Secondo la bozza circolata in queste ore sul decreto aprile - maggio, il bonus partite IVA, professionisti rimane di 600 euro nel mese di aprile e sale a 1000 euro a maggio per chi ha subito una riduzione di almeno il 33% del reddito del secondo bimestre 2020,

 

a) Bonus 600 euro mese di aprile:

  • Bonus 600 euro ad aprile "Ai soggetti già beneficiari per il mese di marzo dell'indennità di 600 euro è erogata anche per il mese di aprile 2020". 

 

b) Bonus 1000 euro a maggio:

  • Bonus liberi professionisti titolari di partita iva, iscritti alla Gestione separata, che abbiano subito una riduzione di almeno il 33% del reddito del secondo bimestre 2020, a maggio andrà un'indennità di 1000 euro

  • Bonus 1000 euro a maggio per i lavoratori titolari di rapporti di collaborazione coordinata e continuativa che hanno interrotto il rapporto di lavoro. 

  • Bonus autonomi iscritti alle Gestioni speciali dell'Ago (Assicurazione generale obbligatoria) che per Covid-19 hanno cessato l'attività o hanno subito un taglio di almeno il 33% del fatturato nel secondo bimestre 2020, vanno 1000 euro

  • Bonus 1000 euro addetti stagionali del turismo, delle terme, per quelli dello spettacolo, dello sport e delle vendite a domicilio, per gli intermittenti. 

  • Bonus colf e badanti tra 400 e 600 euro a maggio, per i lavoratori domestici.

Per cui per il mese di maggio, il governo ha elaborato un meccanismo selettivo per il bonus 1000 euro.

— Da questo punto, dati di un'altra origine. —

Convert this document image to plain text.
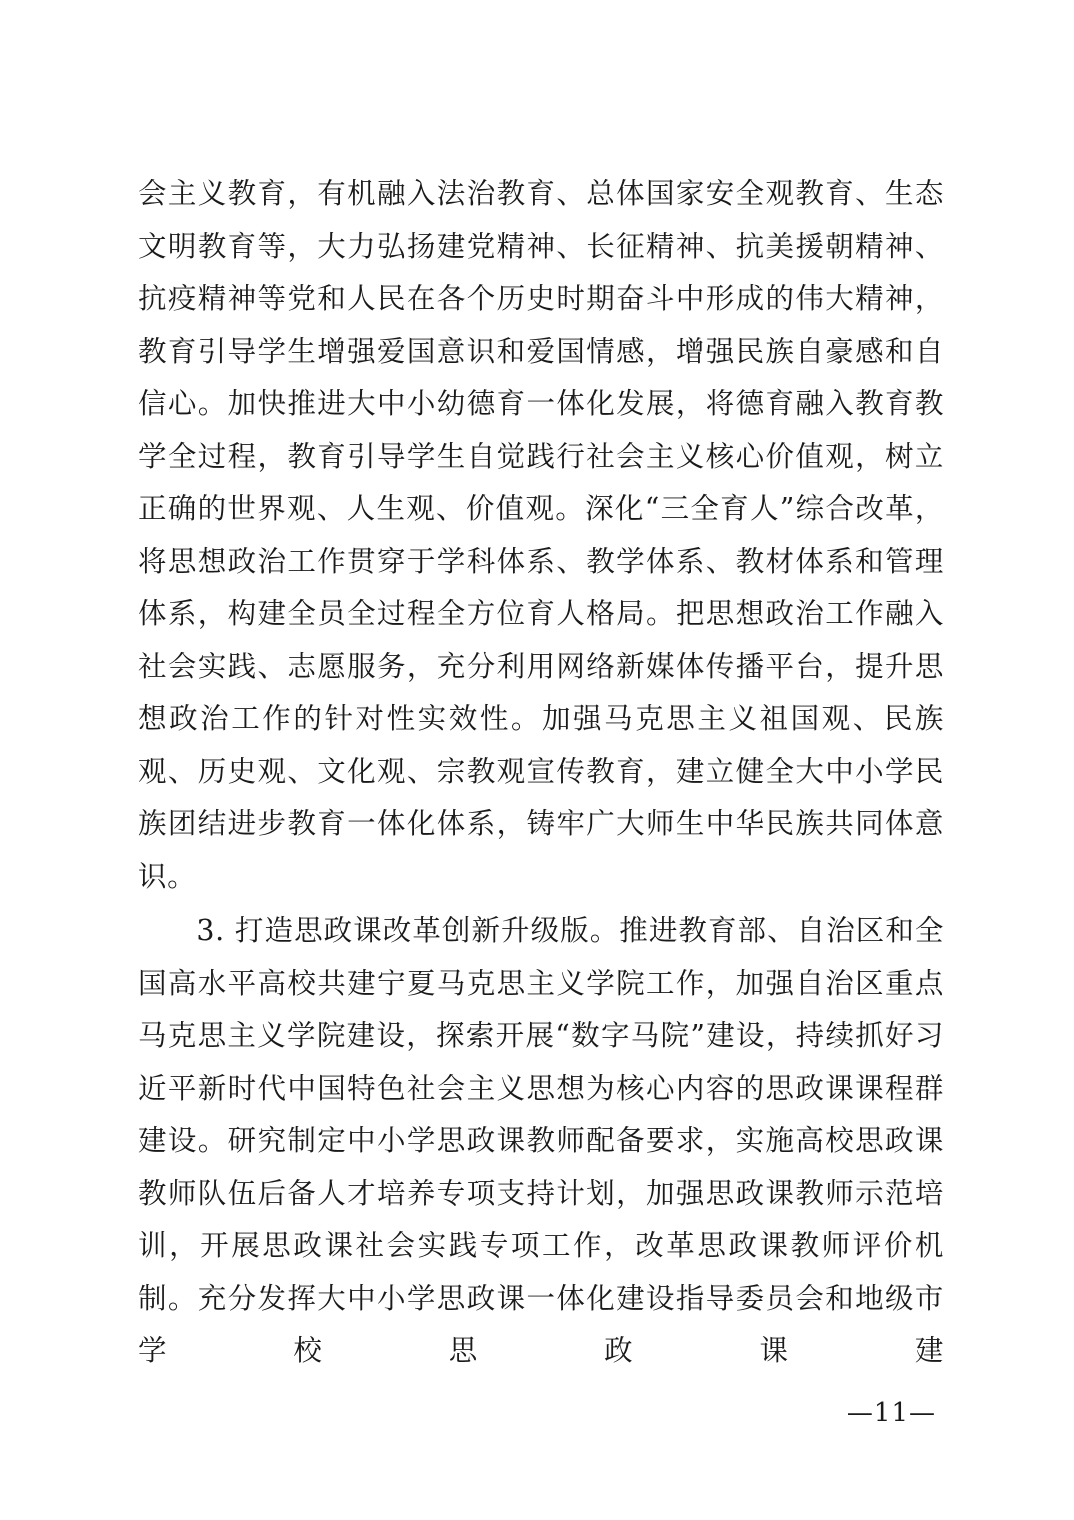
会主义教育，有机融入法治教育、总体国家安全观教育、生态文明教育等，大力弘扬建党精神、长征精神、抗美援朝精神、抗疫精神等党和人民在各个历史时期奋斗中形成的伟大精神，教育引导学生增强爱国意识和爱国情感，增强民族自豪感和自信心。加快推进大中小幼德育一体化发展，将德育融入教育教学全过程，教育引导学生自觉践行社会主义核心价值观，树立正确的世界观、人生观、价值观。深化“三全育人”综合改革，将思想政治工作贯穿于学科体系、教学体系、教材体系和管理体系，构建全员全过程全方位育人格局。把思想政治工作融入社会实践、志愿服务，充分利用网络新媒体传播平台，提升思想政治工作的针对性实效性。加强马克思主义祖国观、民族观、历史观、文化观、宗教观宣传教育，建立健全大中小学民族团结进步教育一体化体系，铸牢广大师生中华民族共同体意识。

3. 打造思政课改革创新升级版。推进教育部、自治区和全国高水平高校共建宁夏马克思主义学院工作，加强自治区重点马克思主义学院建设，探索开展“数字马院”建设，持续抓好习近平新时代中国特色社会主义思想为核心内容的思政课课程群建设。研究制定中小学思政课教师配备要求，实施高校思政课教师队伍后备人才培养专项支持计划，加强思政课教师示范培训，开展思政课社会实践专项工作，改革思政课教师评价机制。充分发挥大中小学思政课一体化建设指导委员会和地级市学校思政课建

—11—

Ossia ci sarà una soglia massima di reddito oppure si prenderanno come riferimento i codici Ateco che saranno esclusi dalla riapertura.


Il taglio delle bollette:

Come anticipato dal Ministro Patuanelli, nel decreto Rilancio 2020 ci saranno non solo i contributi a fondo perduto per le PMI, ma anche dei tagli alle bollette.

Si interverrà sulle utenze non domestiche, con potenza superiore a 3kW, nei mesi di maggio, giugno e luglio. Quindi tutti i contatori che utilizzano una potenza maggiore di 3 kW saranno equiparati a quelli a quelli di 3kW, abbattendo così gli oneri fissi. Secondo il ministro, le bollette saranno quindi quasi pari a zero per chi è rimasto chiuso. Un intervento da 600 milioni di euro.

Bonus affitti imprese e PMI:

Nel decreto di aprile che diventato ormai decreto Maggio ci sarà anche il bonus affitti come misura di sostegno per negozi e botteghe, già contenuto del Decreto Cura Italia.

Un credito d’imposta del 60% in compensazione sul canone di locazione che verrà probabilmente esteso anche ad altre tipologie di immobili precedentemente esclusi, come hotel e alberghi, capannoni d’azienda, bar e ristoranti, studi professionali.

Rafforzamento capitalizzazione imprese:  

Stefano Patuanelli ha spiegato che è al vaglio del governo anche una ricapitalizzazione delle imprese con meno di 250 dipendenti, del valore di 5 miliardi.

Ossia lo stato si occuperà di sostenere gli imprenditori che cercheranno nuovi capitali per le proprie aziende attraverso CdP, raddoppiando l’aumento di capitale deliberato dall’impresa. Per uscirne dopo 6 anni a certe condizioni (ancora in fase di definizione) senza ritirarlo.

 

Una sorta di “Corona Equity” come l’ha definito il viceministro allo sviluppo economico Stefano Buffagni.

Saranno prese in considerazione imprese che hanno “un valore elevato per la nostra economia, in quanto al centro di intere filiere, e hanno avuto un danno elevato dall’emergenza coronavirus" ha evidenziato Patuanelli nell'intervista al Sole 24 Ore.